Satellite operator Intelsat confirmed on 24 May that it no longer plans to float on the New York Stock Exchange by the former deadline of 30 June, and will instead start to explore takeover offers. But a buyout could damage the company's creditworthiness by increasing its debt burden.

 

News of a possible takeover this year first appeared earlier this month, when Intelsat said it had received "non-binding preliminary indications of interest". At the time, the company planned to continue with the flotation, then scheduled for June, and proceed to the buyout later in the year. Under US law Intelsat, formerly an intergovernmental organisation that became a private company in 2001, had until the end of June to float. But the law was amended on 18 May, giving it until the end of 2005.

 

The possibility of a leveraged buyout has raised doubts over the company's creditworthiness.

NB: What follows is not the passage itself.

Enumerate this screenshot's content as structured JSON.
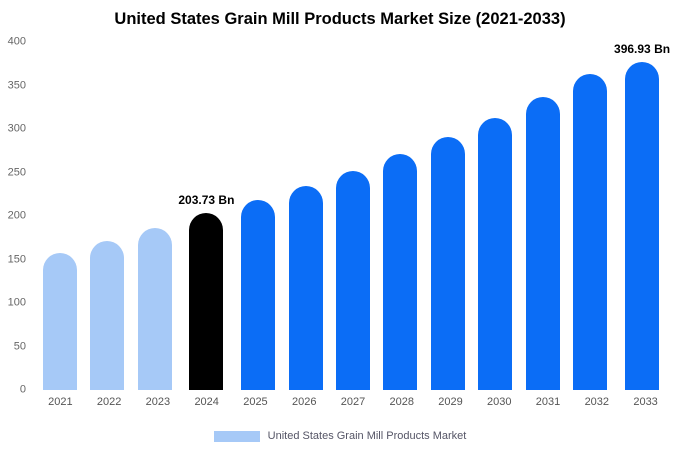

In a leveraged buyout, the newly floated company would be bought up by a private equity investor, which would fund the purchase by issuing more Intelsat debt. Intelsat already had $2.4 billion in debts at the end of last year, and this figure is set to rise as a result of the $1.1 billion purchase of Loral's North American satellite fleet. The company says it is still without permission to operate the ex-Loral fleet beyond 13 September and is negotiating an extension with US telecommunications regulators.

 

New Skies Satellites is negotiating with an unnamed private equity house, believed to be Blackstone Group, interested in buying the listed company. New Skies has a market value of $920 million, but any buyout would involve a significant premium, the company says. New Skies is the seventh largest satellite operator in the world by sales, with revenues of $215 million in 2003 and $11.8 million net profits.